3. The method of claim 2, wherein the coverage area of the second satellite beam corresponds to a plurality of terrestrial cells;

performing a key update comprising:

4. The method of claim 1, wherein the determining whether to perform the key update according to the location information of the UE and the ephemeris information comprises:

5. The method of claim 4, wherein obtaining the first mapping relationship comprises: and acquiring the first mapping relation stored in advance.

6. The method of claim 1, wherein the method is performed by a ground base station; the method further comprises the following steps:

7. The method of claim 1, wherein the method is performed by a target ground base station;

8. The method of claim 7, further comprising:

9. The method of claim 1, wherein the method is performed by a source gateway station;

10. The method of claim 9, further comprising:

11. An information processing method, performed by a UE, comprising:

and updating the key according to the key updating indication.

12. The method of claim 11, wherein the receiving the key update indication information comprises:

receiving the key updating indication information sent by the ground base station through a Radio Resource Control (RRC) signaling; or

And receiving key updating indication information sent by the satellite system.

13. An information processing method performed by a satellite system, comprising:

14. The method of claim 13, wherein the network device comprises a terrestrial base station; the method further comprises the following steps:

sending a switching request to the ground base station;

15. An information processing apparatus comprising a memory, a transceiver, a processor:

acquiring the position information of the UE sent by a satellite system;

16. The apparatus of claim 15, wherein the processor is further configured to:

17. The apparatus of claim 16, wherein the coverage area of the second satellite beam corresponds to a plurality of terrestrial cells;

18. The apparatus of claim 15, wherein the processor is further configured to:

19. The apparatus of claim 18, wherein the processor is further configured to: and acquiring the first mapping relation stored in advance.

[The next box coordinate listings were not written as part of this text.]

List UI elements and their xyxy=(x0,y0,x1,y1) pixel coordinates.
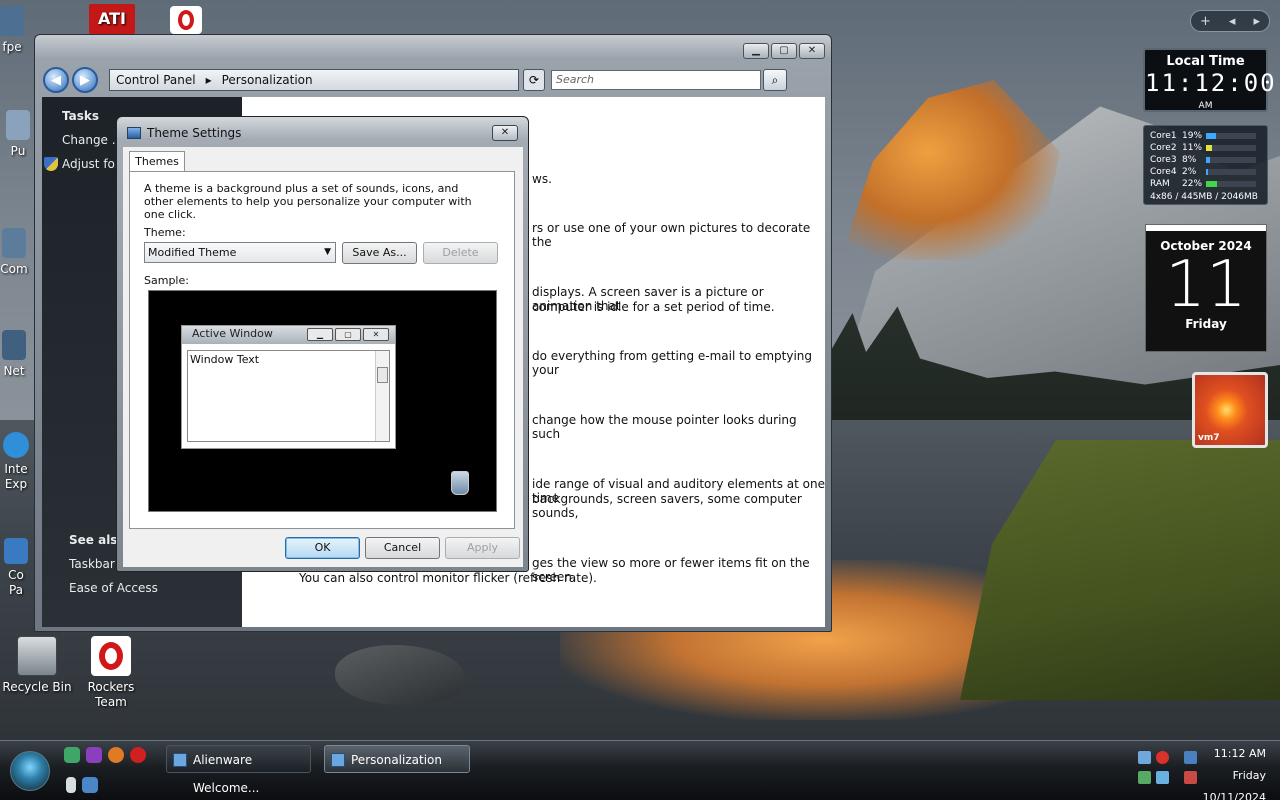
back-button[interactable]: ◀ xyxy=(43,67,69,93)
error-icon[interactable] xyxy=(1156,751,1169,764)
cpu-meter-gadget: Core1 19% Core2 11% Core3 8% Core4 2% RAM 22%… xyxy=(1143,125,1268,205)
minimize-icon: ▁ xyxy=(307,328,333,341)
taskbar-clock[interactable]: 11:12 AM Friday 10/11/2024 xyxy=(1196,743,1266,800)
sample-scrollbar xyxy=(375,351,389,441)
ram-level-bar xyxy=(1206,181,1256,187)
display-settings-icon xyxy=(127,127,141,139)
close-icon: ✕ xyxy=(363,328,389,341)
see-also-link[interactable]: Ease of Access xyxy=(69,581,158,595)
cpu-core-row: Core3 8% xyxy=(1150,154,1261,166)
theme-description: A theme is a background plus a set of so… xyxy=(144,182,472,221)
quick-launch xyxy=(64,747,146,763)
chevron-down-icon: ▼ xyxy=(324,247,331,257)
opera-icon[interactable] xyxy=(130,747,146,763)
sample-label: Sample: xyxy=(144,274,189,287)
cancel-button[interactable]: Cancel xyxy=(365,537,440,559)
apply-button[interactable]: Apply xyxy=(445,537,520,559)
maximize-icon: ▢ xyxy=(335,328,361,341)
cpu-level-bar xyxy=(1206,145,1256,151)
tab-themes[interactable]: Themes xyxy=(129,151,185,172)
next-gadget-icon[interactable]: ▸ xyxy=(1253,14,1260,29)
notification-area xyxy=(1136,745,1197,785)
slideshow-gadget[interactable]: vm7 xyxy=(1192,372,1268,448)
recycle-bin-icon xyxy=(451,471,469,495)
theme-select[interactable]: Modified Theme ▼ xyxy=(144,242,336,263)
dialog-title: Theme Settings xyxy=(127,126,241,140)
close-button[interactable]: ✕ xyxy=(799,43,825,59)
save-as-button[interactable]: Save As... xyxy=(342,242,417,264)
theme-sample-preview: Active Window ▁ ▢ ✕ Window Text xyxy=(148,290,497,512)
quick-launch-row2 xyxy=(66,777,98,793)
rockers-team-icon[interactable]: Rockers Team xyxy=(71,636,151,710)
ati-catalyst-icon[interactable]: ATI xyxy=(72,4,152,38)
dialog-close-button[interactable]: ✕ xyxy=(492,125,518,141)
sidebar-gadget-toolbar[interactable]: + ◂ ▸ xyxy=(1190,10,1270,32)
uac-shield-icon xyxy=(44,157,58,171)
previous-gadget-icon[interactable]: ◂ xyxy=(1229,14,1236,29)
content-text: do everything from getting e-mail to emp… xyxy=(532,349,813,377)
refresh-icon[interactable]: ⟳ xyxy=(523,69,545,91)
taskbar-button-alienware[interactable]: Alienware Welcome... xyxy=(166,745,311,795)
breadcrumb-control-panel[interactable]: Control Panel xyxy=(116,73,196,87)
themes-tab-panel: A theme is a background plus a set of so… xyxy=(129,171,515,529)
content-text: change how the mouse pointer looks durin… xyxy=(532,413,797,441)
cpu-level-bar xyxy=(1206,133,1256,139)
recycle-bin-icon[interactable]: Recycle Bin xyxy=(0,636,77,695)
sample-window-title: Active Window xyxy=(192,327,273,340)
breadcrumb-personalization[interactable]: Personalization xyxy=(222,73,313,87)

20. The apparatus of claim 15, wherein the apparatus is applied to a ground base station; the processor is further configured to:

if the key updating is determined to be performed, sending key updating indication information to the satellite system and sending key updating indication information to the UE; or alternatively

21. The apparatus of claim 15, wherein the apparatus is applied to a target ground base station; the processor is further configured to:

22. The apparatus of claim 21, wherein the processor is further configured to:

23. The apparatus of claim 15, wherein the apparatus is applied to a source gateway station; the processor is further configured to:

24. The apparatus of claim 23, wherein the processor is further configured to:

25. An information processing apparatus comprising a memory, a transceiver, a processor:

receiving key updating indication information, wherein the key updating indication information is sent by network equipment under the condition of determining to execute key updating according to the position information of the UE and the ephemeris information;

and updating the key according to the key updating indication.

26. The apparatus of claim 25, wherein the processor is further configured to:

And receiving key updating indication information sent by the satellite system.

27. An information processing apparatus comprising a memory, a transceiver, a processor:

28. The apparatus of claim 27, wherein the processor is further configured to:

sending a switching request to the ground base station;

29. An information processing apparatus characterized by comprising:

30. An information processing apparatus applied to a UE, comprising:

31. An information processing apparatus applied to a satellite system, comprising:

32. A processor-readable storage medium, characterized in that the processor-readable storage medium stores a computer program for causing a processor to perform the method of any one of claims 1 to 14.